Untuk sesaat, kita memang belum merasakan efeknya. Tetapi time is running out. Belum percaya? Lihatlah kehidupan sehari-hari kita di Indonesia. Untuk memperoleh minyak tanah, kita harus antri berjam-jam. Elpiji langka juga. Listrik mati padam. Dan itu baru awalnya.

Lalu apa berita baiknya? Berita baiknya adalah kita bisa belajar dari sejarah yang menimpa Pulau Paskah (dan peradaban-peradaban lainnya seperti Maya, Viking, dan Tokugawa yang akan saya bahas di posting-posting berikutnya). Selain itu kita telah membuktikan di tengah-tengah keegoisan sejumlah umat manusia, masih banyak orang-orang yang secara tulus mau melakukan apa saja untuk menyelamatkan bumi ini. Sejarah juga mengajarkan kita bahwa bila kita semua bekerja sama untuk mengatasi sebuah masalah — meski itu adalah masalah global — tidak ada hal yang mustahil. Punahnya penyakit cacar, hampir diberantasnya polio, berkurangnya angka kematian karena melahirkan, dan bagaimana beberapa tahun lalu para ilmuwan dan dokter yang bekerja sama secara maraton di bawah koordinasi WHO mampu menciptakan vaksin virus SARS dalam waktu singkat, adalah bukti bahwa kerja sama dalam skala global adalah mungkin.

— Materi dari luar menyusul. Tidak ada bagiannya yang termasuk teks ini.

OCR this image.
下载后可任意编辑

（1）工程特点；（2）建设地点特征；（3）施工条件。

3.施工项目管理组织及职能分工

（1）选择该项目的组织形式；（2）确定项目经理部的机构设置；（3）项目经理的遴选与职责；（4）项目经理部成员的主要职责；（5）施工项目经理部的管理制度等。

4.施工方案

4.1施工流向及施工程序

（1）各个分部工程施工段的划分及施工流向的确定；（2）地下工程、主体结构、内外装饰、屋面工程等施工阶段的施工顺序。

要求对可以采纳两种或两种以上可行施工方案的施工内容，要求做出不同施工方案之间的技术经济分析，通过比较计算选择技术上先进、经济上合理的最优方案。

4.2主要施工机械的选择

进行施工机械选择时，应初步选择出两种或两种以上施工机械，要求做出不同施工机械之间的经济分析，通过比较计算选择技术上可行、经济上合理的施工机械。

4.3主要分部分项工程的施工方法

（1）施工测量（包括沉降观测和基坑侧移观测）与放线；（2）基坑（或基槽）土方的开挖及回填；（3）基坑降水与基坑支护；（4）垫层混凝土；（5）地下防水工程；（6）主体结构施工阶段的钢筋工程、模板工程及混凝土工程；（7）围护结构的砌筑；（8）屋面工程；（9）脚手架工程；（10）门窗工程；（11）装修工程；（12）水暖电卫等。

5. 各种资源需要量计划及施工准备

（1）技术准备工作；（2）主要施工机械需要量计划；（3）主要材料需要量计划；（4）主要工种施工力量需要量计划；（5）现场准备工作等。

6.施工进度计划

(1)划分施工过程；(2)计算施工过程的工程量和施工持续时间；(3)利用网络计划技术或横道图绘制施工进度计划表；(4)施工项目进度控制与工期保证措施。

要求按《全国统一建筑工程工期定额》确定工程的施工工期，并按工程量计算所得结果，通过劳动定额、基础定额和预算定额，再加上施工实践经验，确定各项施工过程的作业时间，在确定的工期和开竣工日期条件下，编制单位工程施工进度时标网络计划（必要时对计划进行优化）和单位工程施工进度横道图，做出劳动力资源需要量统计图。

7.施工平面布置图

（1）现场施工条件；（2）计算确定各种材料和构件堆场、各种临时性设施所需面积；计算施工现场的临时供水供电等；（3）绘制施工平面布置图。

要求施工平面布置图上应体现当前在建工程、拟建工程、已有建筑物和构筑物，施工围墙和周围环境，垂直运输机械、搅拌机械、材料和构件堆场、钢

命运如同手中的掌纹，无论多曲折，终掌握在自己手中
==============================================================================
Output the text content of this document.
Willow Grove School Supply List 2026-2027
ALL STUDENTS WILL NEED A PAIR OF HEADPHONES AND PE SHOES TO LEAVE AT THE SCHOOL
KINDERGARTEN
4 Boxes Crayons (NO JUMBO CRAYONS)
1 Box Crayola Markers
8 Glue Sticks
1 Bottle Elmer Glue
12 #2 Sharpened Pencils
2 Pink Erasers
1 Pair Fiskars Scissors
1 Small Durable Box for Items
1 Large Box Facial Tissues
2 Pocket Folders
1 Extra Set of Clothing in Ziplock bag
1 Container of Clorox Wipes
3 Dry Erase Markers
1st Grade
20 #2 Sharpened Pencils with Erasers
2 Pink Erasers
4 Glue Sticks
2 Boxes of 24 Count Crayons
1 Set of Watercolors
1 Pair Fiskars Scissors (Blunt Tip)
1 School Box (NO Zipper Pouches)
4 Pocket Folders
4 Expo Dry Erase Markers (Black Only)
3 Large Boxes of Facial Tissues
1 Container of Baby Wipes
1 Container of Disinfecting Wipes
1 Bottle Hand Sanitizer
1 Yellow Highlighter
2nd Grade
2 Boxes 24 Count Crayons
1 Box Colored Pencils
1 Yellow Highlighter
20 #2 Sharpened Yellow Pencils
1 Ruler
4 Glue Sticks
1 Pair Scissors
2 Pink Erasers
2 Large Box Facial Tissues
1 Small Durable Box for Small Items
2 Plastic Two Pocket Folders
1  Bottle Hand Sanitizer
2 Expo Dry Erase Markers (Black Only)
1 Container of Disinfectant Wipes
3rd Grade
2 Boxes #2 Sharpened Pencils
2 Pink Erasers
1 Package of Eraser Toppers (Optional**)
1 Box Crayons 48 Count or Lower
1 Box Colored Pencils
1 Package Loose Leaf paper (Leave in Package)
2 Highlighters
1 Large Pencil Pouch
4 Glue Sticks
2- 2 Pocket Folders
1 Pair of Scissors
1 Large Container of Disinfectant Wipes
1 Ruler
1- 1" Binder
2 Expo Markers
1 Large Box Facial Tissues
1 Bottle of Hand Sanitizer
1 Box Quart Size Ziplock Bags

Dan bila ada satu pesan yang bisa disampaikan melalui posting ini adalah: Kita memang dalam masalah besar, tetapi sikap terbaik kita bukanlah duduk lemas (atau acuh) karena kita tidak tahu atau merasa terlalu kecil untuk melakukan sesuatu. Lakukanlah sesuatu untuk menyelamatkan bumi ini, sekecil apa pun itu (misalnya: mematikan peralatan listrik yang tidak dipakai, memakai lampu atau peralatan listrik yang hemat energi, atau tidak menyalakan mesin mobil ketika tidak dipakai, atau sekedar berdoa), dengan optimisme bahwa apa yang kita lakukan tersebut berarti. Bila kita tidak ingin melakukan hal tersebut untuk kita sendiri, lakukanlah demi anak cucu kita. Hidup mereka akan lebih nyaman kelak bila kita mau melakukan pengorbanan-pengorbanan kecil tersebut mulai sekarang.